Why Halloween and Everything Everywhere All At Once did so well with critics

Another recent non-horror success for Curtis is "Everything Everywhere All at Once," where Curtis plays a grouchy IRS inspector Deirdre Beaubeirdre. Like with Linda in "Knives Out," this is a role that easily could've been one-note and unsympathetic, but "EEAaO" gradually reveals that Deirdre has a soft side. The multiverse premise allows Curtis to play a dozen different versions of Deirdre, and each of them reveal an extra layer to her. Was Curtis's performance memorable enough to deserve beating out Stephanie Hsu at the Oscars that year? Probably not, but Curtis is still undeniably strong. This movie has a 94% rating on the tomatometer, and had one of the best budget-to-box office ratios of 2022.

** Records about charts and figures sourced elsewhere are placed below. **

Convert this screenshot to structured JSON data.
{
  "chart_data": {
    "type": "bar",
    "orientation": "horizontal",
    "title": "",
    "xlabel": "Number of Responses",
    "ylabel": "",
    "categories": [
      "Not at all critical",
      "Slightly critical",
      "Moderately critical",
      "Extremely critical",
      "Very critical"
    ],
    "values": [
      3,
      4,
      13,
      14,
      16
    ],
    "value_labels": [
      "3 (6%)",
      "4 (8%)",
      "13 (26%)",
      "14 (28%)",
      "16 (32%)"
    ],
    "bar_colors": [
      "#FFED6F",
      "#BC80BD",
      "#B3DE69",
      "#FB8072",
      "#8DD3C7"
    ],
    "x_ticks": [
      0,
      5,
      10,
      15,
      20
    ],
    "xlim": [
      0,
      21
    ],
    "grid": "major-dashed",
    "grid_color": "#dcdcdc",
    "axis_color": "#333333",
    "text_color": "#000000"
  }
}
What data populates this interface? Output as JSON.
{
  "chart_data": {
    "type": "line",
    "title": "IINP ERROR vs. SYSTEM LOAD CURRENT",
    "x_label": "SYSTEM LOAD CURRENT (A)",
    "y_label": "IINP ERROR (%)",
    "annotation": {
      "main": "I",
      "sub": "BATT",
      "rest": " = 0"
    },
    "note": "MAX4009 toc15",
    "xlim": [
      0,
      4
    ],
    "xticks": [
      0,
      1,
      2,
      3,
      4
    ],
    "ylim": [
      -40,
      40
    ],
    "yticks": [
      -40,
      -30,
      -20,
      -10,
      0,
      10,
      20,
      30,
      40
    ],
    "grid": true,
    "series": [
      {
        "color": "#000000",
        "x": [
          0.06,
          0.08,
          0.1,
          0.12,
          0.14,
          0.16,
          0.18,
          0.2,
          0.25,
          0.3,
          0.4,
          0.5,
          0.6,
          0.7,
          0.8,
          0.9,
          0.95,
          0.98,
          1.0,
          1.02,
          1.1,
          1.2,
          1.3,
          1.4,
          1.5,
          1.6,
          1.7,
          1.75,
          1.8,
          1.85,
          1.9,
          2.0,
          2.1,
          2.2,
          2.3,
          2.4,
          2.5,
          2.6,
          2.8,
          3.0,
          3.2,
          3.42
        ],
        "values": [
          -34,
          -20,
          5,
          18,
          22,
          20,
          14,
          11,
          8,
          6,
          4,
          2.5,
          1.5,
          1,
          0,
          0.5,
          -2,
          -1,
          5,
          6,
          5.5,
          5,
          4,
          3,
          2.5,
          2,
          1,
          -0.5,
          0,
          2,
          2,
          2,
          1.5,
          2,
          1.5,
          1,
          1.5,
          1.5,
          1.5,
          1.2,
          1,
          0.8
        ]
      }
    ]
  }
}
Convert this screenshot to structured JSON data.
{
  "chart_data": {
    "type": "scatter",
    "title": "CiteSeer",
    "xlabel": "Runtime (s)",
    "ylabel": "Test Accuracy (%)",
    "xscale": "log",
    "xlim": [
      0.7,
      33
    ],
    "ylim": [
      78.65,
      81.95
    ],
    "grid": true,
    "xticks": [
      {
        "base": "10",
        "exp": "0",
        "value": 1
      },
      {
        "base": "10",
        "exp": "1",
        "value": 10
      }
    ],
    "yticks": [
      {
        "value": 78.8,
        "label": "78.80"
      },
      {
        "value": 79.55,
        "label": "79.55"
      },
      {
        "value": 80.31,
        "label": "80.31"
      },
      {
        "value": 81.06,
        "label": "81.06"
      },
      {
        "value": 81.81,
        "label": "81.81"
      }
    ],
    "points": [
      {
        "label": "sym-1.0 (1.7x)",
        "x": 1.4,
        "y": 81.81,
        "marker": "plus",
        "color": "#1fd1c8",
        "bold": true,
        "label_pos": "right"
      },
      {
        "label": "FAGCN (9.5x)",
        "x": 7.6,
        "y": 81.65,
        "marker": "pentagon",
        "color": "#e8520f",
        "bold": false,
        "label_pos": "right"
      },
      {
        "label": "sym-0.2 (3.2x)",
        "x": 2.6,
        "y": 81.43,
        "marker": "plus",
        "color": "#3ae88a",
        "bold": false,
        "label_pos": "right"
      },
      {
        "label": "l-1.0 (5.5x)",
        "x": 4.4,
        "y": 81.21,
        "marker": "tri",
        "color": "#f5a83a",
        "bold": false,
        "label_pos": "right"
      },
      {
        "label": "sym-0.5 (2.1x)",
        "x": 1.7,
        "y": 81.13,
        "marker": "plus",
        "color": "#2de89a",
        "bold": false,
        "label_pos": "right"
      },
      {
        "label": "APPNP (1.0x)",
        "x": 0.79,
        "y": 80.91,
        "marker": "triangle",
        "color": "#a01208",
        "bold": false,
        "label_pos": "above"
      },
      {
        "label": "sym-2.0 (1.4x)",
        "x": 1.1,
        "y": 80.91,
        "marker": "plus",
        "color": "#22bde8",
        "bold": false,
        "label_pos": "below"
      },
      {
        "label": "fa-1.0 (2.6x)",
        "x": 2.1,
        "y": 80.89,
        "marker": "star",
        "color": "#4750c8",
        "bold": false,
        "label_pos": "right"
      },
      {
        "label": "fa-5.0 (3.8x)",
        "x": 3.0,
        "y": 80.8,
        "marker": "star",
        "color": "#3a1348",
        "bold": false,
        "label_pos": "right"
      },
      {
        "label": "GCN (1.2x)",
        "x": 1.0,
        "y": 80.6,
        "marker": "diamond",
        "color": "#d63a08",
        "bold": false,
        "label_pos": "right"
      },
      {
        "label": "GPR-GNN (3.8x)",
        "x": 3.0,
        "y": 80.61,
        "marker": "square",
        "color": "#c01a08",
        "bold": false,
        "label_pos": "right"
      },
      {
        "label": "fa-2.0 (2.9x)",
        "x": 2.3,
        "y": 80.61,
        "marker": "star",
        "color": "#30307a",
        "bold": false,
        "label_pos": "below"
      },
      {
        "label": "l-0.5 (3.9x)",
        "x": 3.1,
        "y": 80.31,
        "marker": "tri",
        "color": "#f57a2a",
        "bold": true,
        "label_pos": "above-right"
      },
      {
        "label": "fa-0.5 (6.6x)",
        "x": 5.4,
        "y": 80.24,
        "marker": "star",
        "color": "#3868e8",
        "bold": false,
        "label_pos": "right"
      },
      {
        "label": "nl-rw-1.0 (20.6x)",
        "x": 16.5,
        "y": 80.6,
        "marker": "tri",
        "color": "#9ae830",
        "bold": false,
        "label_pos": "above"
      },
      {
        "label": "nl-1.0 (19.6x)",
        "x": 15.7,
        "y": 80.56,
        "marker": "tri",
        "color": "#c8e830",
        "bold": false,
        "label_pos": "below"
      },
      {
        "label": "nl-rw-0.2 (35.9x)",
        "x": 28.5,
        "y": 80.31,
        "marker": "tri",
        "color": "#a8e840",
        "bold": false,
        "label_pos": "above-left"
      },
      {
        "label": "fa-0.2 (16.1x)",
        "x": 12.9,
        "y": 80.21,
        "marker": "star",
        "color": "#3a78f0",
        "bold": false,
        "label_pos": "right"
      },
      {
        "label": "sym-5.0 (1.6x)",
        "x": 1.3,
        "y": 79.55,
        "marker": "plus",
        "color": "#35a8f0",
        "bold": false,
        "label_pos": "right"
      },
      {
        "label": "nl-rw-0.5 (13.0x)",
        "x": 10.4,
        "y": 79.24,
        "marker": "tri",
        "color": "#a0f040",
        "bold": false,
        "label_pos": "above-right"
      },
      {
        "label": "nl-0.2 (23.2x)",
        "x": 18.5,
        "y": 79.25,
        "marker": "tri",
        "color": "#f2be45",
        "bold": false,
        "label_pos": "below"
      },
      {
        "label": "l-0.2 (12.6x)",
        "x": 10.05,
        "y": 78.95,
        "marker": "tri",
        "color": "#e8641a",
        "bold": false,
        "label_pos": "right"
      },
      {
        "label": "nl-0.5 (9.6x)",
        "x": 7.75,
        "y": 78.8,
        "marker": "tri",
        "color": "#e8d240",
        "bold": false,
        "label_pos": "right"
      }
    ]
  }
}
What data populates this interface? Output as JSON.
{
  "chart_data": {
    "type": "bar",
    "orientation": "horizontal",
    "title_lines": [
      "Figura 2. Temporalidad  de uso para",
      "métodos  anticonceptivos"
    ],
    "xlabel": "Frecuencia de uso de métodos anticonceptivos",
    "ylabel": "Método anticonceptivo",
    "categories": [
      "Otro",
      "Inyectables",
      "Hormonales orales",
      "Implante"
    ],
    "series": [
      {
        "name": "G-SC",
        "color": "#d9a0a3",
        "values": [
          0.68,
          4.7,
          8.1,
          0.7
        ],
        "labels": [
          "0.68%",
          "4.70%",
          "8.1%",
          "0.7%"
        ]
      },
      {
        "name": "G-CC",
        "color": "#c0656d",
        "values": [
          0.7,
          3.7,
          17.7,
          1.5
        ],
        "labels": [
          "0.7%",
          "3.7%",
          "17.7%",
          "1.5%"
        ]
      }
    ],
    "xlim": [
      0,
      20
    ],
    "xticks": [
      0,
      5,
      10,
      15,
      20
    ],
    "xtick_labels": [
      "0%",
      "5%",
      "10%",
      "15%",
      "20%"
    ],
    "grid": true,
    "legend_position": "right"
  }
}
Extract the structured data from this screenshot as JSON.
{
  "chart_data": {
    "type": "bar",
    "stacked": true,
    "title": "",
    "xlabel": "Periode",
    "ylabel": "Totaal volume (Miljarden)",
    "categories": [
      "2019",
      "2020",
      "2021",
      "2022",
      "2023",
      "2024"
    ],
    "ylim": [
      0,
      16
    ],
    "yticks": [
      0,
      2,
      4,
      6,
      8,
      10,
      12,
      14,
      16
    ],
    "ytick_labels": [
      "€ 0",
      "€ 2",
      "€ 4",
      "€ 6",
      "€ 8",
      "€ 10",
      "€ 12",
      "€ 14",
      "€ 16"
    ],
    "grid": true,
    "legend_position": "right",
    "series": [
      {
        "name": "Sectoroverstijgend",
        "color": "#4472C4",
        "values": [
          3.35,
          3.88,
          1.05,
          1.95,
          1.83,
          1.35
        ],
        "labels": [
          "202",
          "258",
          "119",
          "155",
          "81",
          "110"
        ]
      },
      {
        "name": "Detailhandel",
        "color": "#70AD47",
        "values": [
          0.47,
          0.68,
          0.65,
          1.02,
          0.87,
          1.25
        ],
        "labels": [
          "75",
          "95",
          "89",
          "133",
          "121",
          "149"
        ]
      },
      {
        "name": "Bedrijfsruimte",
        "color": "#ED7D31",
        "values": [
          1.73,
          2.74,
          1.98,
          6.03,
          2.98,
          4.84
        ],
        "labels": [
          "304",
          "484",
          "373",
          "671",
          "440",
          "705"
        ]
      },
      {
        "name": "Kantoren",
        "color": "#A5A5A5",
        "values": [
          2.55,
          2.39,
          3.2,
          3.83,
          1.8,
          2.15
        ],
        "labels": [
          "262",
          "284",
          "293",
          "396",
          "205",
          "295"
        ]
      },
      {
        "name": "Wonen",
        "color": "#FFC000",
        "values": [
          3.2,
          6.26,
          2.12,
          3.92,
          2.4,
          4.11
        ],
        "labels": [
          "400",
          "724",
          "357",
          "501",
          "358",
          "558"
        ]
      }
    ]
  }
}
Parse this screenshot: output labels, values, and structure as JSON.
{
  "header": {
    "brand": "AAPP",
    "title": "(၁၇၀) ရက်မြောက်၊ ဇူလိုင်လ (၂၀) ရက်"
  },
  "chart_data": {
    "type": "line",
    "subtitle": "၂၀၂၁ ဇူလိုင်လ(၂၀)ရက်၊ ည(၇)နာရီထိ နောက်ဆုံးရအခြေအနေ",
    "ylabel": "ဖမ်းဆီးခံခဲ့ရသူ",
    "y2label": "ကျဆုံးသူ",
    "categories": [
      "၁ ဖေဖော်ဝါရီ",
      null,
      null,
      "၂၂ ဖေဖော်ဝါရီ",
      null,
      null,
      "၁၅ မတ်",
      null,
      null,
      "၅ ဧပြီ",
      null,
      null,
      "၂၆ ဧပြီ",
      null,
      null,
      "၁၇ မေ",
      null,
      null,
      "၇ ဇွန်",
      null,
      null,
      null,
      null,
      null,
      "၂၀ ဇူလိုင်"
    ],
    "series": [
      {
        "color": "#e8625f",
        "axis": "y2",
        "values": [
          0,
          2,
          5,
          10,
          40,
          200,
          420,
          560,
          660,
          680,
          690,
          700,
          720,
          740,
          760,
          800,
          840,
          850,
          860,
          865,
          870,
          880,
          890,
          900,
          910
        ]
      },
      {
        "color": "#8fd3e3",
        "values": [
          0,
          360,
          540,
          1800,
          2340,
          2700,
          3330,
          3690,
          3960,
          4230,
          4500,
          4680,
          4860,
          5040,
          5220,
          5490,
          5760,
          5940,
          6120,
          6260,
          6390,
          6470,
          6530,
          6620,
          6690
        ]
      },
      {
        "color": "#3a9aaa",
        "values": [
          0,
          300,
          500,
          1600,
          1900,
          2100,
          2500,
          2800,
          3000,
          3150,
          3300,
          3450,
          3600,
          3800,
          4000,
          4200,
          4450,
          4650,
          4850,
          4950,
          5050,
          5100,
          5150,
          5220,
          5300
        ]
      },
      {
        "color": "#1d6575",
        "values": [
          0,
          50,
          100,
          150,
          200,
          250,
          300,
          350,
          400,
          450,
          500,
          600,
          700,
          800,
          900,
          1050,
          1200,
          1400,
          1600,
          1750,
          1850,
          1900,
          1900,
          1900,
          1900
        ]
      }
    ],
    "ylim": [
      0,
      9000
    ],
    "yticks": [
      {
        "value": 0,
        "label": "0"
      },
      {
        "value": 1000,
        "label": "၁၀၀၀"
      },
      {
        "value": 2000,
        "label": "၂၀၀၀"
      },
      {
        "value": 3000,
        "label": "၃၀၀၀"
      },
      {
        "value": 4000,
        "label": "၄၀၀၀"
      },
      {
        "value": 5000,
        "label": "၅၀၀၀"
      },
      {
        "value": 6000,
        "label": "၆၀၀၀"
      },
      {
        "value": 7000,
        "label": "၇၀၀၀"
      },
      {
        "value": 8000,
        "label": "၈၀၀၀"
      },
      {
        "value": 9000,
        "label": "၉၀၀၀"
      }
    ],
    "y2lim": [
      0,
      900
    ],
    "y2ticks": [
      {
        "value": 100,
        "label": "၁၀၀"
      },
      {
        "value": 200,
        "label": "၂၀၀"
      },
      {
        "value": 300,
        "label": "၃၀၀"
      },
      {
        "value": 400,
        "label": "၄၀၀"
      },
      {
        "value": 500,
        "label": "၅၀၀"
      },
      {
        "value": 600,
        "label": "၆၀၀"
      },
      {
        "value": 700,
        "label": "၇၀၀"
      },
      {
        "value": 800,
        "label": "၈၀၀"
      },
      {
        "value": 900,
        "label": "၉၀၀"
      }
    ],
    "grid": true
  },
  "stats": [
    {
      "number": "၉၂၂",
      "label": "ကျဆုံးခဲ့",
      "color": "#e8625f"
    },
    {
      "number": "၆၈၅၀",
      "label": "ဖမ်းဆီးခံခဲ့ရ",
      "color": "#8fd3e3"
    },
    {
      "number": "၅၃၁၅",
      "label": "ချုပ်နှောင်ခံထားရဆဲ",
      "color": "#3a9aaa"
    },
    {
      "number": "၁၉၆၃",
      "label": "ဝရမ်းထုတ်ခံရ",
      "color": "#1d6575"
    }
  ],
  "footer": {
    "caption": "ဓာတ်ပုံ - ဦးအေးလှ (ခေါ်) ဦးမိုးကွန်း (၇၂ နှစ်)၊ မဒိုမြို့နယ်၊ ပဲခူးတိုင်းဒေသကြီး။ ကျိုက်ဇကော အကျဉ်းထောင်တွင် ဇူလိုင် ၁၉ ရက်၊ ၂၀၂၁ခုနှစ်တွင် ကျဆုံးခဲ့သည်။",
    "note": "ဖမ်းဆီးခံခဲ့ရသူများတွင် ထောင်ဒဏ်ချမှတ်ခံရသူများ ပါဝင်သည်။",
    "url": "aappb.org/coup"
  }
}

Although Curtis has proven she can excel in any genre, we do of course still need to recognize "Halloween" as one of the best slasher movies of all time. Curtis's character Laurie is a beloved final girl — in fact, /Film has officially ranked her #1 — not just from her performance in the first film but from her returning role in the "Halloween" franchise's many, many sequels. People can complain all they want about how drawn-out the franchise has become, but with Jamie Lee Curtis as the main lead, can you really blame the writers for going back to this well so often? This was the role Curtis should've won her Oscar for; that 97% Tomatometer rating is 100% deserved.